- page_title 'Two-Factor Authentication', 'Account'
- add_to_breadcrumbs("Two-Factor Authentication", profile_account_path)
- @content_class = "limit-container-width" unless fluid_layout

.js-two-factor-auth{ 'data-two-factor-skippable' => "#{two_factor_skippable?}", 'data-two_factor_skip_url' => skip_profile_two_factor_auth_path }
  .row.prepend-top-default
    .col-lg-4
      %h4.prepend-top-0
        Register Two-Factor Authentication App
      %p
        Use an app on your mobile device to enable two-factor authentication (2FA).
    .col-lg-8
      - if current_user.two_factor_otp_enabled?
        %p
          You've already enabled two-factor authentication using mobile authenticator applications. In order to register a different device, you must first disable two-factor authentication.
        %p
          If you lose your recovery codes you can generate new ones, invalidating all previous codes.
        %div
          = link_to 'Disable two-factor authentication', profile_two_factor_auth_path,
                method: :delete,
                data: { confirm: "Are you sure? This will invalidate your registered applications and U2F devices." },
                class: 'btn btn-danger append-right-10'
          = form_tag codes_profile_two_factor_auth_path, {style: 'display: inline-block', method: :post} do |f|
            = submit_tag 'Regenerate recovery codes', class: 'btn'

      - else
        %p
          Download the Google Authenticator application from App Store or Google Play Store and scan this code.
          More information is available in the #{link_to('documentation', help_page_path('user/profile/account/two_factor_authentication'))}.
        .row.append-bottom-10
          .col-md-4
            = raw @qr_code
          .col-md-8
            .account-well
              %p.prepend-top-0.append-bottom-0
                Can't scan the code?
              %p.prepend-top-0.append-bottom-0
                To add the entry manually, provide the following details to the application on your phone.
              %p.prepend-top-0.append-bottom-0
                Account:
                = @account_string
              %p.prepend-top-0.append-bottom-0
                Key:
                = current_user.otp_secret.scan(/.{4}/).join(' ')
              %p.two-factor-new-manual-content
                Time based: Yes
        = form_tag profile_two_factor_auth_path, method: :post do |f|
          - if @error
            .alert.alert-danger
              = @error
          .form-group
            = label_tag :pin_code, nil, class: "label-light"
            = text_field_tag :pin_code, nil, class: "form-control", required: true
          .prepend-top-default
            = submit_tag 'Register with two-factor app', class: 'btn btn-success'

  %hr

  .row.prepend-top-default
    .col-lg-4
      %h4.prepend-top-0
        Register Universal Two-Factor (U2F) Device
      %p
        Use a hardware device to add the second factor of authentication.
      %p
        As U2F devices are only supported by a few browsers, we require that you set up a
        two-factor authentication app before a U2F device. That way you'll always be able to
        log in - even when you're using an unsupported browser.
    .col-lg-8
      - if @u2f_registration.errors.present?
        = form_errors(@u2f_registration)
      = render "u2f/register"

      %hr

      %h5 U2F Devices (#{@u2f_registrations.length})
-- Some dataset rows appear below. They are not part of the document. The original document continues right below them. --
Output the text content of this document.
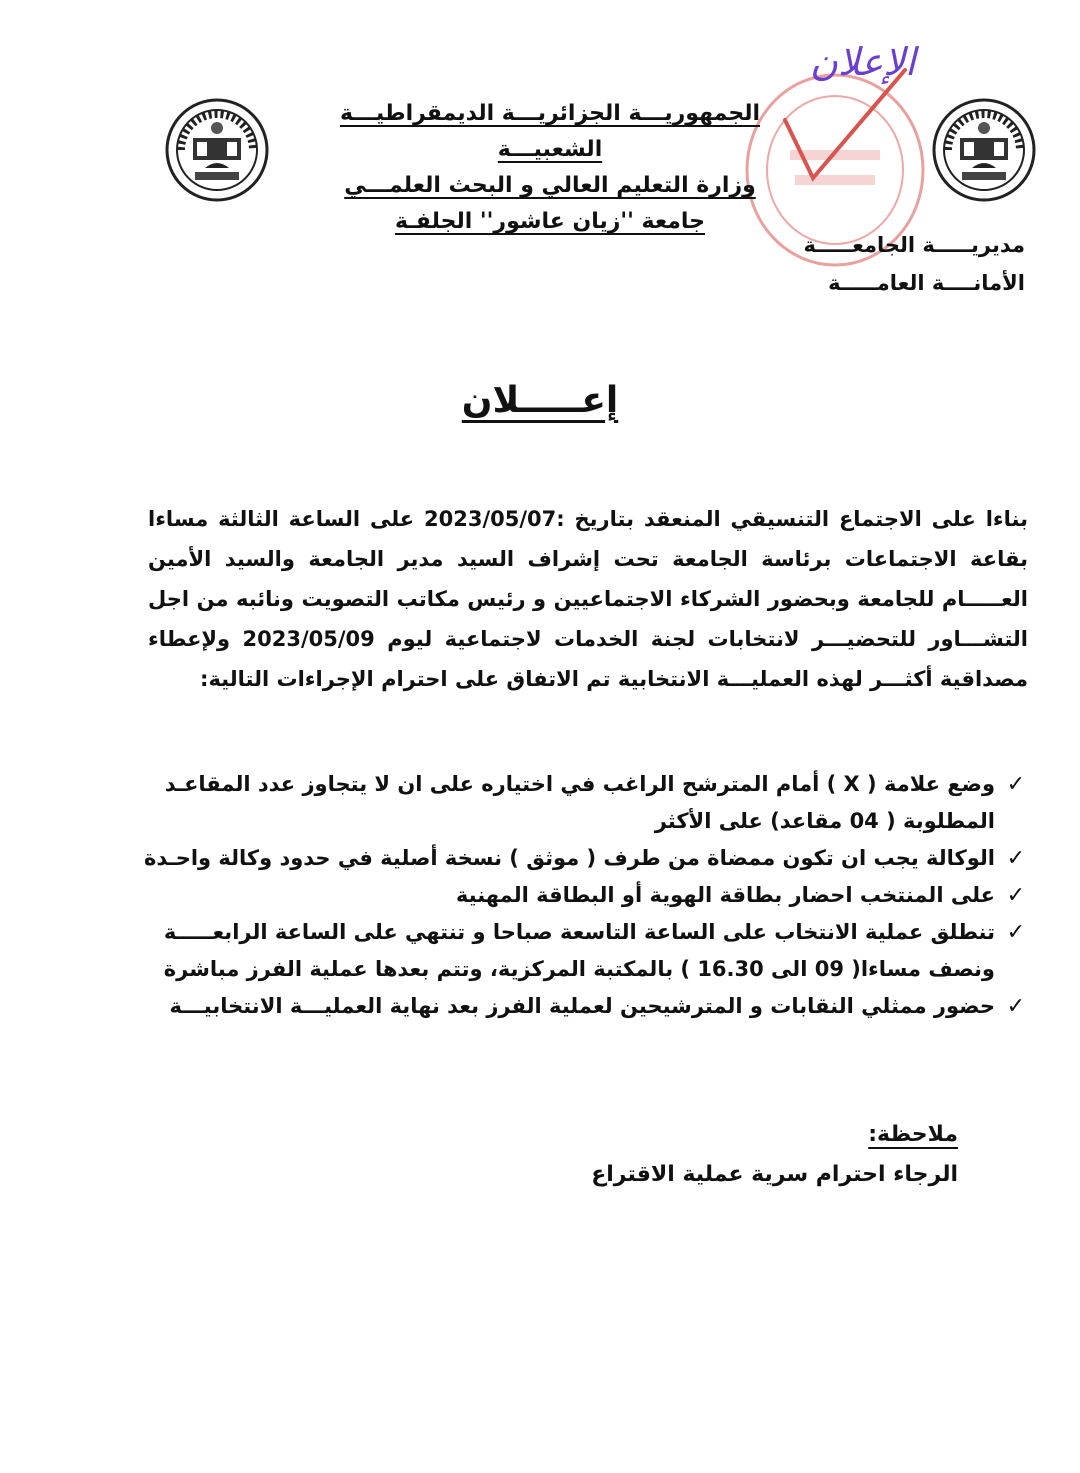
الإعلان
الجمهوريـــة الجزائريـــة الديمقراطيـــة الشعبيـــة
وزارة التعليم العالي و البحث العلمـــي
جامعة ''زيان عاشور'' الجلفـة
مديريـــــة الجامعـــــة
الأمانــــة العامـــــة
إعـــــلان

بناءا على الاجتماع التنسيقي المنعقد بتاريخ :2023/05/07 على الساعة الثالثة مساءا بقاعة الاجتماعات برئاسة الجامعة تحت إشراف السيد مدير الجامعة والسيد الأمين العـــــام للجامعة وبحضور الشركاء الاجتماعيين و رئيس مكاتب التصويت ونائبه من اجل التشـــاور للتحضيـــر لانتخابات لجنة الخدمات لاجتماعية ليوم 2023/05/09 ولإعطاء مصداقية أكثـــر لهذه العمليـــة الانتخابية تم الاتفاق على احترام الإجراءات التالية:

✓
وضع علامة ( X ) أمام المترشح الراغب في اختياره على ان لا يتجاوز عدد المقاعـد المطلوبة ( 04 مقاعد) على الأكثر
✓
الوكالة يجب ان تكون ممضاة من طرف ( موثق ) نسخة أصلية في حدود وكالة واحـدة
✓
على المنتخب احضار بطاقة الهوية أو البطاقة المهنية
✓
تنطلق عملية الانتخاب على الساعة التاسعة صباحا و تنتهي على الساعة الرابعـــــة ونصف مساءا( 09 الى 16.30 ) بالمكتبة المركزية، وتتم بعدها عملية الفرز مباشرة
✓
حضور ممثلي النقابات و المترشيحين لعملية الفرز بعد نهاية العمليـــة الانتخابيـــة
ملاحظة:
الرجاء احترام سرية عملية الاقتراع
      - if @u2f_registrations.present?
        .table-responsive
          %table.table.table-bordered.u2f-registrations
            %colgroup
              %col{ width: "50%" }
              %col{ width: "30%" }
              %col{ width: "20%" }
            %thead
              %tr
                %th Name
                %th Registered On
                %th
            %tbody
              - @u2f_registrations.each do |registration|
                %tr
                  %td= registration.name.presence || "<no name set>"
                  %td= registration.created_at.to_date.to_s(:medium)
                  %td= link_to "Delete", profile_u2f_registration_path(registration), method: :delete, class: "btn btn-danger float-right", data: { confirm: "Are you sure you want to delete this device? This action cannot be undone." }

      - else
        .settings-message.text-center
          You don't have any U2F devices registered yet.